Models and Generations

Product evolution includes multiple families reflecting processor transitions and chassis redesigns, analogous to generational shifts seen at Dell EMC and Oracle. Notable shifts occurred when the platform migrated from Intel Itanium to Intel Xeon architectures, paralleling moves by HPE in other lines and similar strategy shifts by Oracle Corporation with its SPARC/X86 decisions. Models have been positioned against competitors like IBM Power Systems and high-end x86 servers from Dell Technologies and Lenovo. Enterprises often select configurations based on integration with software stacks from Oracle Corporation, SAP SE, Microsoft, Red Hat, and virtualization from VMware.
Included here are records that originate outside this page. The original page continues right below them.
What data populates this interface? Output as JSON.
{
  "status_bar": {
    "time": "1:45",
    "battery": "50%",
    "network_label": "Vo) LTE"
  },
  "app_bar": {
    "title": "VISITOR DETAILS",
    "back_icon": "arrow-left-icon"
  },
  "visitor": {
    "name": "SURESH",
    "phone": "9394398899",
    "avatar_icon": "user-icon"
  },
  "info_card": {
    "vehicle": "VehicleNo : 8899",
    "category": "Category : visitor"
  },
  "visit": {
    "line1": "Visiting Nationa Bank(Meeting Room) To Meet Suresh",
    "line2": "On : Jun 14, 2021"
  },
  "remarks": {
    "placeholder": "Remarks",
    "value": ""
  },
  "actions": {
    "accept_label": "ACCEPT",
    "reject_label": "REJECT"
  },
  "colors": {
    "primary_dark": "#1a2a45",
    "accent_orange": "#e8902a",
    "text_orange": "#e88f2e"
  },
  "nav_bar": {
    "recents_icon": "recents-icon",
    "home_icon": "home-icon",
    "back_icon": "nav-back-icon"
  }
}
Use Cases and Industry Adoption

Industry use cases include large-scale banking ledger systems used by JPMorgan Chase, fraud analytics for payment processors working with Visa Inc. and Mastercard, large retail inventory and point-of-sale backends for chains like Walmart and Costco, and scientific computing clusters collaborating with organizations like CERN and NIH. Government and defense deployments align with procurement policies of agencies such as U.S. Department of Defense and large-scale public health platforms hosted by Centers for Disease Control and Prevention. Cloud and hybrid cloud strategies from providers including Microsoft Azure and Google Cloud Platform have influenced some customers to combine Superdome on-premises capacity with cloud bursting models championed by Accenture and Deloitte.

Security and Manageability

Management integrates with enterprise systems management suites such as HPE OneView, Microsoft System Center, and VMware vCenter, and adheres to standards promoted by ISO and NIST. Security features align with best practices adopted by organizations including National Security Agency-guided frameworks and compliance programs such as HIPAA for healthcare providers and PCI DSS for payment processors like PayPal. Firmware and firmware signing, patch management, and hardware root-of-trust mechanisms follow vendor guidance from Hewlett Packard Enterprise and ecosystem partners like Intel Corporation and Broadcom. Logging and audit integration with Splunk, IBM QRadar, and ArcSight enable incident response workflows used by enterprises and managed-security providers such as Palo Alto Networks and FireEye.